We report the first implementation of spin-flip time-dependent density functional theory (SF-TDDFT) within the Tamm-Dancoff approximation in the Sternheimer formulation including the use of the noncollinear kernel. The noncollinear kernel was stabilized by introducing a screening method for the numerical integration, realizing a robust scheme of excited energy and gradient calculations of SF-TDDFT using generalized gradient approximation functionals. The implementation is evaluated by benchmark calculations of vertical excitation energies and optimized molecular geometries.
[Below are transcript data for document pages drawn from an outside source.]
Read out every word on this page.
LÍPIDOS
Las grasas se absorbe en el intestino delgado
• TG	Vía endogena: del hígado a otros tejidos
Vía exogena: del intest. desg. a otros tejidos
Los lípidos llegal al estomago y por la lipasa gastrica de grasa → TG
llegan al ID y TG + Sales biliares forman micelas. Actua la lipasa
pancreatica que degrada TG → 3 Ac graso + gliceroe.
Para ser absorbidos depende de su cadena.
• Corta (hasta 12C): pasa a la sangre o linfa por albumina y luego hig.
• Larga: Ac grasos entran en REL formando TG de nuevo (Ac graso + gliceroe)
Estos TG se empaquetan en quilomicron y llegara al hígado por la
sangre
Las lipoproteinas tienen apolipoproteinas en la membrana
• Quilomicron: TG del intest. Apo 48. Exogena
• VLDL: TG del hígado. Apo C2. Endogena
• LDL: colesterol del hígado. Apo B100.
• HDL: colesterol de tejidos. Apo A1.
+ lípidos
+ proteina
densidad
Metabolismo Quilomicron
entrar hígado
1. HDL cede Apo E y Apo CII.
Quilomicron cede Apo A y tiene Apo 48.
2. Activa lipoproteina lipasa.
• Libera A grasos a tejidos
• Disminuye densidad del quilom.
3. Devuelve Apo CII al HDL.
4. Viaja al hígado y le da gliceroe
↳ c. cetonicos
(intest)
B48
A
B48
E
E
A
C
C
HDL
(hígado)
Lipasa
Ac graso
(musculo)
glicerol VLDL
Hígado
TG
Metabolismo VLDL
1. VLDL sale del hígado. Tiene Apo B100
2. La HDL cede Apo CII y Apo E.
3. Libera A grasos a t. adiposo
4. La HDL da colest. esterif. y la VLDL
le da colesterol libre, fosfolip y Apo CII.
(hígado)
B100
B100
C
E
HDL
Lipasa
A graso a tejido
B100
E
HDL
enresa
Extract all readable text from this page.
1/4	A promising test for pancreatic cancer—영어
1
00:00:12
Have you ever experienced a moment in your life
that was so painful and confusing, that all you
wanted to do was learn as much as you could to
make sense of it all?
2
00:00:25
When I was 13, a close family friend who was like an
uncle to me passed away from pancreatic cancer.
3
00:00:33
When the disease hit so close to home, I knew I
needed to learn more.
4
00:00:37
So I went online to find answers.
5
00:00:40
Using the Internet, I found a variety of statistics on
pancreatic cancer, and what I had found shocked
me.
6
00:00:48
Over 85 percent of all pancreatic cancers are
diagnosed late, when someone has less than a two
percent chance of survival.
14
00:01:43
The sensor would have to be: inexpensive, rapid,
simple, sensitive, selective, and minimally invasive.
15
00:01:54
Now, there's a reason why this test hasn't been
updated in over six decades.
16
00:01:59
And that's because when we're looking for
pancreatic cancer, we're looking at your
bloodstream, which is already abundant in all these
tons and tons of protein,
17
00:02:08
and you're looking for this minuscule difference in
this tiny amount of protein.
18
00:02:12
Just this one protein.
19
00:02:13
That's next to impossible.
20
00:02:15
The benchmark for vertical excitations consists of 19 excitations with high level of theory reference data from the QUESTDB. An underestimation of vertical excitation energies was observed for the PBE and PBE0 functionals, as seen by their average deviations of −0.3 eV. The benchmark for optimized geometries consists of 25 optimized structures with high level of theory, comprising CCSD, CISD, and FCI data, and 10 reference structures optimized with other implementations of collinear and noncollinear SF-TDDFT. The optimized structures using PBE and PBE0, with a noncollinear kernel, were found to be close to the high-level reference structures, with mean deviations of 0.010 and −0.004 Å, respectively. The extension to the auxiliary density matrix method (ADMM) is also presented. We found an average deviation of 0.003 Å in the calculated bond lengths when employing the ADMM for the PBE0 functional.